With the tally two slugs each the group decides to go and get the final Slug, the Fire Elemental. With the only entrance into the cavern being a large hole leading Junjie and Eli are forced to go alone as they are the only ones who can ride their Infurnuses to the top. Unfortunately in the middle of the flight, the Fire Elemental got ghouled turning the two Infurnusi into Ghouls as well. Kord gets the idea to scrap their Mecha-Beasts for parts to build jet packs to fly to the top and provide much needed back up. The fight spills out into the heavily ghouled mushroom forest where the Goon is separated from his slinger, who is revealed to be none other than Eli's own long lost father: Will Shane.
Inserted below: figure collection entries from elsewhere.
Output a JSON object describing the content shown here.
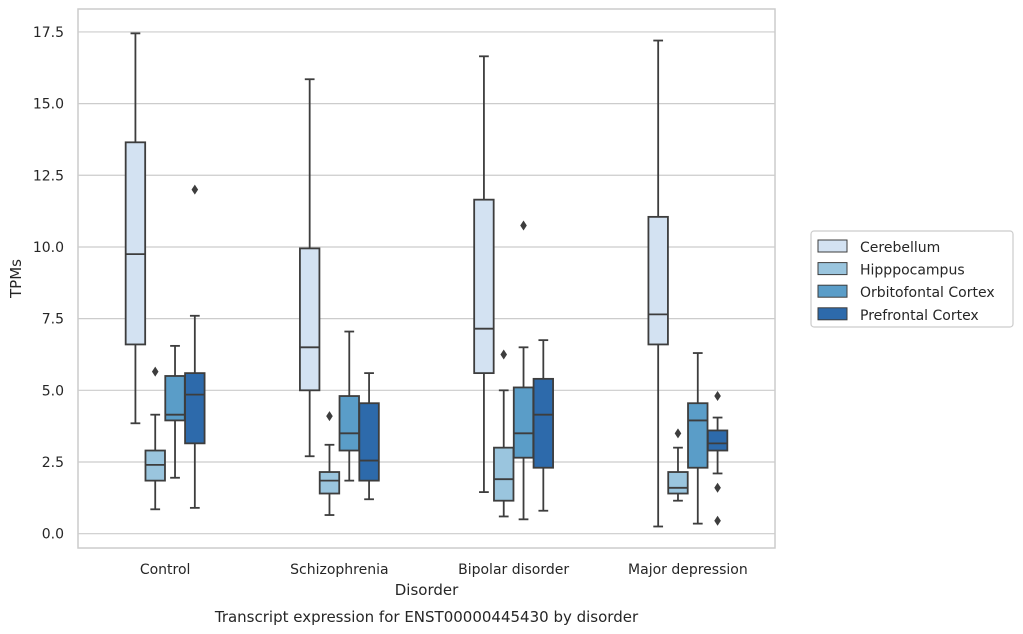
{
  "caption": "Transcript expression for ENST00000445430 by disorder",
  "chart_data": {
    "type": "boxplot",
    "xlabel": "Disorder",
    "ylabel": "TPMs",
    "ylim": [
      -0.5,
      18.3
    ],
    "yticks": [
      "0.0",
      "2.5",
      "5.0",
      "7.5",
      "10.0",
      "12.5",
      "15.0",
      "17.5"
    ],
    "grid": "horizontal",
    "legend_position": "right",
    "categories": [
      "Control",
      "Schizophrenia",
      "Bipolar disorder",
      "Major depression"
    ],
    "series": [
      {
        "name": "Cerebellum",
        "color": "#d3e2f2",
        "boxes": [
          {
            "whisker_low": 3.85,
            "q1": 6.6,
            "median": 9.75,
            "q3": 13.65,
            "whisker_high": 17.45,
            "outliers": []
          },
          {
            "whisker_low": 2.7,
            "q1": 5.0,
            "median": 6.5,
            "q3": 9.95,
            "whisker_high": 15.85,
            "outliers": []
          },
          {
            "whisker_low": 1.45,
            "q1": 5.6,
            "median": 7.15,
            "q3": 11.65,
            "whisker_high": 16.65,
            "outliers": []
          },
          {
            "whisker_low": 0.25,
            "q1": 6.6,
            "median": 7.65,
            "q3": 11.05,
            "whisker_high": 17.2,
            "outliers": []
          }
        ]
      },
      {
        "name": "Hipppocampus",
        "color": "#9ac5de",
        "boxes": [
          {
            "whisker_low": 0.85,
            "q1": 1.85,
            "median": 2.4,
            "q3": 2.9,
            "whisker_high": 4.15,
            "outliers": [
              5.65
            ]
          },
          {
            "whisker_low": 0.65,
            "q1": 1.4,
            "median": 1.85,
            "q3": 2.15,
            "whisker_high": 3.1,
            "outliers": [
              4.1
            ]
          },
          {
            "whisker_low": 0.6,
            "q1": 1.15,
            "median": 1.9,
            "q3": 3.0,
            "whisker_high": 5.0,
            "outliers": [
              6.25
            ]
          },
          {
            "whisker_low": 1.15,
            "q1": 1.4,
            "median": 1.6,
            "q3": 2.15,
            "whisker_high": 3.0,
            "outliers": [
              3.5
            ]
          }
        ]
      },
      {
        "name": "Orbitofontal Cortex",
        "color": "#5a9dc8",
        "boxes": [
          {
            "whisker_low": 1.95,
            "q1": 3.95,
            "median": 4.15,
            "q3": 5.5,
            "whisker_high": 6.55,
            "outliers": []
          },
          {
            "whisker_low": 1.85,
            "q1": 2.9,
            "median": 3.5,
            "q3": 4.8,
            "whisker_high": 7.05,
            "outliers": []
          },
          {
            "whisker_low": 0.5,
            "q1": 2.65,
            "median": 3.5,
            "q3": 5.1,
            "whisker_high": 6.5,
            "outliers": [
              10.75
            ]
          },
          {
            "whisker_low": 0.35,
            "q1": 2.3,
            "median": 3.95,
            "q3": 4.55,
            "whisker_high": 6.3,
            "outliers": []
          }
        ]
      },
      {
        "name": "Prefrontal Cortex",
        "color": "#2d6aab",
        "boxes": [
          {
            "whisker_low": 0.9,
            "q1": 3.15,
            "median": 4.85,
            "q3": 5.6,
            "whisker_high": 7.6,
            "outliers": [
              12.0
            ]
          },
          {
            "whisker_low": 1.2,
            "q1": 1.85,
            "median": 2.55,
            "q3": 4.55,
            "whisker_high": 5.6,
            "outliers": []
          },
          {
            "whisker_low": 0.8,
            "q1": 2.3,
            "median": 4.15,
            "q3": 5.4,
            "whisker_high": 6.75,
            "outliers": []
          },
          {
            "whisker_low": 2.1,
            "q1": 2.9,
            "median": 3.15,
            "q3": 3.6,
            "whisker_high": 4.05,
            "outliers": [
              4.8,
              1.6,
              0.45
            ]
          }
        ]
      }
    ]
  }
}
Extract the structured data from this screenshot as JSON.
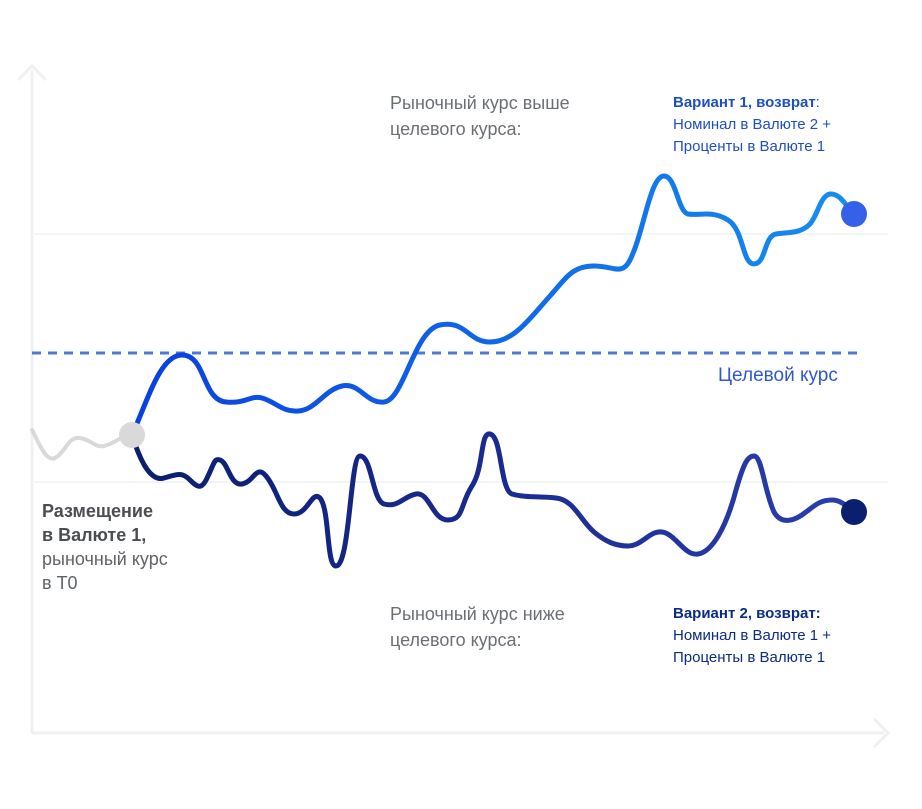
{
  "labels": {
    "above_line1": "Рыночный курс выше",
    "above_line2": "целевого курса:",
    "below_line1": "Рыночный курс ниже",
    "below_line2": "целевого курса:",
    "target_rate": "Целевой курс",
    "placement_bold_1": "Размещение",
    "placement_bold_2": "в Валюте 1,",
    "placement_3": "рыночный курс",
    "placement_4": "в Т0"
  },
  "variant1": {
    "heading": "Вариант 1, возврат",
    "heading_suffix": ":",
    "line1": "Номинал в Валюте 2 +",
    "line2": "Проценты в Валюте 1"
  },
  "variant2": {
    "heading": "Вариант 2, возврат:",
    "line1": "Номинал в Валюте 1 +",
    "line2": "Проценты в Валюте 1"
  },
  "colors": {
    "axis": "#eef0f3",
    "target_dash": "#4f78d6",
    "history": "#d9d9d9",
    "upper_path_start": "#0a3fe0",
    "upper_path_end": "#168ef0",
    "lower_path_start": "#0a1f6e",
    "lower_path_end": "#2a3fae",
    "upper_dot": "#3560e8",
    "lower_dot": "#0a1f6e",
    "start_dot": "#d9d9d9"
  }
}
Further more now that the Earth Elemental is ghouled as well, leaving the group only their Energy Slugs to fight with and Doc is their only hope to cure the Elementals. Dr. Blakk and the Goon make the decision to put their differences aside to defeat the Shane Gang. In the resulting cross fire, a shot from the Wind Elemental opens a terra-portal into the Deep Caverns that Will knocks himself, Blakk, and the Goon into. As much as it pains him to do so the others convince Eli to fire off the slugs with the others, saving Slugterra but in exchange, sealing the portal. Eli promises himself that the group will rescue his father and nothing is going to stand in their way.

==Cast==
- Sam Vincent as Eli Shane, Will Shane
- Andrew Francis as Kord, Shadow Clan Leader
- Lee Tockar as Pronto
- Shannon Chan-Kent as Trixie
- Vincent Tong as Junjie
- Brian Drummond as Redhook, TV Announcer
- Brian Dobson as Goon
- Mark Oliver as Dr. Blakk

==Release==

===Theater===
This film was released on August 2, 2014, in USA Theaters by Screenvision. The film was also released in Canada on August 21, 2014, in Theaters by Cineplex with a limited Fire Elemental Slug toy and a poster.

===DVD===
The film is available on Amazon in the United States and in Canada with a bonus Slug toy. In the US and Canada, the DVD features a bonus episode, "Noodle Strikes Back."

===Television===
The film aired on television on September 13, 2014, on Disney XD Canada.